In Charge Tunneling Rates in Ultrasmall Junctions section 2.1, the authors consider the problem of charge relaxation in a simple circuit shown in Figure A. The implicitly use an assumption made about the respresentation of voltage in the Laplace domain that I do not understand. To pose the question, let us first lay out the point of the calculation.
Figure A: A capacitor coupled to an arbitrary impedance $\tilde{Z}(\omega)$ and a dc voltage source $V$.
Denote the equilibrium charge across the capacitor is $Q_e$. At time $t=0$ we drop some extra charge on the capacitor, making the total capacitor charge $Q_0$. We'd like to solve for the time dependent charge $Q(t)$ on the capacitor.

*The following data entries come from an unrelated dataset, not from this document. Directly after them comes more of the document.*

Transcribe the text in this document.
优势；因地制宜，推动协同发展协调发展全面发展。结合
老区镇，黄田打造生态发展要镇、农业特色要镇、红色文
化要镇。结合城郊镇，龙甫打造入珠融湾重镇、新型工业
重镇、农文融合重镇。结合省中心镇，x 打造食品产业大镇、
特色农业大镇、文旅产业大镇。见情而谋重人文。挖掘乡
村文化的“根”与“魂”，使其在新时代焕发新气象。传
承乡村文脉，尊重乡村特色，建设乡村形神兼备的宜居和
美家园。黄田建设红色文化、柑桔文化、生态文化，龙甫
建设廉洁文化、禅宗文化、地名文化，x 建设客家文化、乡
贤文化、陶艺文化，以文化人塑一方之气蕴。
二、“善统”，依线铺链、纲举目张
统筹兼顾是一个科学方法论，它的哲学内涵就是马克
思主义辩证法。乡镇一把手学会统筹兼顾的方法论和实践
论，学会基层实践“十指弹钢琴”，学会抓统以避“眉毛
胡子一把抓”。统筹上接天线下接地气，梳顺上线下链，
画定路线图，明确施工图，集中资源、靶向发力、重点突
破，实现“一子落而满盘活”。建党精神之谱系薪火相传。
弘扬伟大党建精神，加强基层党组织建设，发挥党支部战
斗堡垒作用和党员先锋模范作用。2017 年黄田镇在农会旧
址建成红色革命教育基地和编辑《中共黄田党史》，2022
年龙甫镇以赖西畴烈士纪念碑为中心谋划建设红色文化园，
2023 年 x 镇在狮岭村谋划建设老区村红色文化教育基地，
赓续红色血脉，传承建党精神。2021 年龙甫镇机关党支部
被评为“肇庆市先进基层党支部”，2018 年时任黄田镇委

From the definition of impedance we have $$\hat{V}(p) = \hat{Z}(p) \hat{I}(p)$$ where $V$ is voltage, $Z$ is impedance, and $I$ is current. Using the derivative rule for Laplace transforms (straightforward algebra/calculus), we find $$\hat{I}(p) = p \hat{Q}(p) - Q_0$$ which gives us $$\hat{V}(p) = \hat{Z}(p)(p\hat{Q}(p) - Q_0) \, .$$
To finish solving the problem, we need to express $\hat{V}$ in terms of $\hat{Q}$. In the paper Equation (9), the authors simply write $$\frac{Q_e}{pC} = \frac{\hat{Q}(p)}{C} + \hat{Z}(p)(p \hat{Q}(p) - Q_0)\ \, .$$ which implies that $$\hat{V}(p) = \frac{Q_e}{pC} - \frac{\hat{Q}(p)}{C} \, , \tag{$\star$}$$ but I don't understand why that's the case.
Why is equation $(\star)$ correct? Does it come from some considerations of the boundary conditions or some other physical reasoning, or from a simple mathematical consideration?
In this question, $\tilde{x}$ indicates a Fourier transform defined as $$\tilde{x}(\omega) \equiv \int_{-\infty}^\infty x(t) \exp(-i \omega t) \, dt$$ and $\hat{x}(p)$ indicates a Laplace transform defined as $$\hat{x}(p) \equiv \int_0^\infty x(t) \exp(-pt) \, dt \, .$$
With this Fourier convention:
A causal linear response function $Z$ has $Z(t<0)=0$.
The Fourier and Laplace transforms are related by $\hat{x}(p) = \tilde{x}(-ip)$ (again assuming causal functions).